Antoine Delage, des clichés sans cliché

Au commencement

Originaire d’Arsac dans le Médoc, Antoine s’entiche dès l’adolescence d’un Nikon Coolpix qui appartenait à son frère. Il prend des photos partout, tout le temps, crée des mises en scène et utilise ses amis comme sujets de ses clichés balbutiants. A cette époque, il aime beaucoup passer du temps à créer des décors et des ambiances étranges dans lesquels son entourage prend la pose. Puis un jour, lorsqu’il est en classe de terminale, il fait la connaissance d’une élève de son lycée, une fille qui lui apprend que son père fait partie d’un club photographique. Elle l’invite à prendre contact avec son géniteur, qui lui fait rencontrer les membres de ce petit groupe de photographes amateurs bacalanais. Antoine se présente alors aux membres du club et le professeur qui le chapeaute flaire le talent du jeune homme, encore peu sûr de lui. 

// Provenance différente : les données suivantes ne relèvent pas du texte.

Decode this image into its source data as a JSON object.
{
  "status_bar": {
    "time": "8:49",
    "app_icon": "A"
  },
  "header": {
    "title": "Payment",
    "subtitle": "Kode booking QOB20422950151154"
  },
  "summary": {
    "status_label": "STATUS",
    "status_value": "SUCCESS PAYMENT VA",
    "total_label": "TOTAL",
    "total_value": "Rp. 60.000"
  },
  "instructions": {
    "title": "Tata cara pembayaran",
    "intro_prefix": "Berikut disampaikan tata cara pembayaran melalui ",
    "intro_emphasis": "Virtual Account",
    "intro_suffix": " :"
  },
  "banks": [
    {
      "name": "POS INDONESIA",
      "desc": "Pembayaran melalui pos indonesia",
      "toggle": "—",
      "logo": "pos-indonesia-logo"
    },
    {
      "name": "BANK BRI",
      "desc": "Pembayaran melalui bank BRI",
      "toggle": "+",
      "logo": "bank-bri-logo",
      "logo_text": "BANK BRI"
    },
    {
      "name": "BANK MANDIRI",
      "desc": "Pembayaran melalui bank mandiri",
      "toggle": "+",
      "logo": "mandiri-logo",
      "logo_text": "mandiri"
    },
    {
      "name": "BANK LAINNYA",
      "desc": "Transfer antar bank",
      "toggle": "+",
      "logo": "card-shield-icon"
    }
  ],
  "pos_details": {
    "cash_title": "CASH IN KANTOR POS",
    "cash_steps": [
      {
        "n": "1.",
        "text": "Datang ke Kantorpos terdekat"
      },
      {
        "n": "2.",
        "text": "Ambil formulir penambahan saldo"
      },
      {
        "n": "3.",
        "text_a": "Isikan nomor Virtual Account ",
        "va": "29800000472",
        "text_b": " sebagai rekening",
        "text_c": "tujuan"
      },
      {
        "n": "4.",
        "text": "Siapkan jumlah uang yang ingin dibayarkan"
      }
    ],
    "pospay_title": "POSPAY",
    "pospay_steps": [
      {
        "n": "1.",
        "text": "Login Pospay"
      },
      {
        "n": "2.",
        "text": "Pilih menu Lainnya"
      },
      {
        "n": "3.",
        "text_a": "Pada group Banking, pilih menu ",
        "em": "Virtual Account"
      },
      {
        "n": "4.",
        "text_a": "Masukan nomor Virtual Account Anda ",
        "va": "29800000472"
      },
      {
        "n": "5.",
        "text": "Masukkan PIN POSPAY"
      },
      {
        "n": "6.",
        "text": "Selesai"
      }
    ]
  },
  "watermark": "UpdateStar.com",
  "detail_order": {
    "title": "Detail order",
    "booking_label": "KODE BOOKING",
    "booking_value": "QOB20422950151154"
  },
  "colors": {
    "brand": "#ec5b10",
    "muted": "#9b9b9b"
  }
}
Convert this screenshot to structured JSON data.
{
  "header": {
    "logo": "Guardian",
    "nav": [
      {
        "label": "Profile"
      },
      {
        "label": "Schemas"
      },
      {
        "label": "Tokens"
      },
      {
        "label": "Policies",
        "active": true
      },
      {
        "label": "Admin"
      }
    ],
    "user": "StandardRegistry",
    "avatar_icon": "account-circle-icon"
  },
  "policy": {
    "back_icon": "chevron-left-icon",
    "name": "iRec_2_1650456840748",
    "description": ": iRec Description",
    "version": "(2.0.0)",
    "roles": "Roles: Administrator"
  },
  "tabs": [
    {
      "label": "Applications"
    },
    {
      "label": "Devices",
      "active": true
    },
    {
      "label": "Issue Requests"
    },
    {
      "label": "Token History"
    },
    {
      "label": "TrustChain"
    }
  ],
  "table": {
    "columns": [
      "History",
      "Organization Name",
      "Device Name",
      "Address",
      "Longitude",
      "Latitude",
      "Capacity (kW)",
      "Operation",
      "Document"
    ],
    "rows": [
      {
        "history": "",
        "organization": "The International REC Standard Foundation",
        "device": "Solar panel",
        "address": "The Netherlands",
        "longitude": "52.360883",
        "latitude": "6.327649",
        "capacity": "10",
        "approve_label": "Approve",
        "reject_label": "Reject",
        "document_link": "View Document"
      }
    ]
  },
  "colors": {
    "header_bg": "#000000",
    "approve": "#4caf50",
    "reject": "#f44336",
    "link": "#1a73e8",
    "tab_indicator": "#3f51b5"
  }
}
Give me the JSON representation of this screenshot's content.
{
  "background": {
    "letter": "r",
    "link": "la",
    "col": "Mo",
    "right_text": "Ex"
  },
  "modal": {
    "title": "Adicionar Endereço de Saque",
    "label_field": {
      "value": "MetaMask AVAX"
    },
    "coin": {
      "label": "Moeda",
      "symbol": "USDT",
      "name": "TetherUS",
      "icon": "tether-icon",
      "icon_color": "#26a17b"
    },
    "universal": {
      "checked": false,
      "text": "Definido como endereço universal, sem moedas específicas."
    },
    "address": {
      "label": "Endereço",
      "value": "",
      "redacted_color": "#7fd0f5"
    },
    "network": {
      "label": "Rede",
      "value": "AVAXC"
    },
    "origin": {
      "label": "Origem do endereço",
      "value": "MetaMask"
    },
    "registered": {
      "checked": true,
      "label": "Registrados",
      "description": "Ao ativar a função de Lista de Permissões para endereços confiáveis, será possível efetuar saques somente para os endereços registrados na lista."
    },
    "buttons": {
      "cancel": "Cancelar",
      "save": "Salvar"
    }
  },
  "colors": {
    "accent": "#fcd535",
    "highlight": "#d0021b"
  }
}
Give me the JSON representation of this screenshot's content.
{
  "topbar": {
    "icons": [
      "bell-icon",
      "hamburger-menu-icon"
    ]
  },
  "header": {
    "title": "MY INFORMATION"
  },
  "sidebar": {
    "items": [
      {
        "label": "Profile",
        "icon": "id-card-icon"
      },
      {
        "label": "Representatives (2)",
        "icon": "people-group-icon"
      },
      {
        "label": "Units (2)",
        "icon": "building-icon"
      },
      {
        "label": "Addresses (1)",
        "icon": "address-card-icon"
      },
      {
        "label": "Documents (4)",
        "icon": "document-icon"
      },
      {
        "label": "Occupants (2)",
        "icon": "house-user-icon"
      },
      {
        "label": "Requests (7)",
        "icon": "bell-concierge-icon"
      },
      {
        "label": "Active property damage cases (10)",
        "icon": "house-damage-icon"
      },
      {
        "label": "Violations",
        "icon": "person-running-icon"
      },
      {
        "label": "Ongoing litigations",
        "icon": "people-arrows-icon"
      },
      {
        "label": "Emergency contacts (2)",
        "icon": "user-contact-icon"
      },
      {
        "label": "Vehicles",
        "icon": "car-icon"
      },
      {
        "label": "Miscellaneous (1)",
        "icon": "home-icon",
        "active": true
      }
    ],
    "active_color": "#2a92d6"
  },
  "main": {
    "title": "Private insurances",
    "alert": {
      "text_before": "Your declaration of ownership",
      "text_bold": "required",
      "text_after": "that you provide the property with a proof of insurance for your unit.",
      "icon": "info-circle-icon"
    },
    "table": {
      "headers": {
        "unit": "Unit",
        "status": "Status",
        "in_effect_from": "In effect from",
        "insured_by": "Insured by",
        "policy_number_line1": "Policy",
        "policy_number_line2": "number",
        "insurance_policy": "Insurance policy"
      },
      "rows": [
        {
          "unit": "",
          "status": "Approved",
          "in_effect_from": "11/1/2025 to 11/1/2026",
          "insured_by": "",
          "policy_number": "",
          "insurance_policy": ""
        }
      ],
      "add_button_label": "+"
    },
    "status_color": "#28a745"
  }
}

Au fil des séances, Antoine prend du galon et se distingue par sa créativité, son sens du détail et son inventivité aux faibles limites. 

Plus tard, lors d’une des réunions du groupe, le même professeur propose à ses élèves de travailler autour de la thématique de la laïcité. Chacun des photographes en herbe doit suggérer, illustrer, représenter le sens de ce principe républicain si subtil.

Peu inspiré, le jeune homme se creuse l’esprit, il gamberge et sent que la tâche n’est pas aisée. Pourtant, il trouve l’idée de photographier une amie, doigt d’honneur fièrement levé face à son objectif, en face du panneau “sens interdit” de la rue qu’elle foule : la rue de la Liberté. 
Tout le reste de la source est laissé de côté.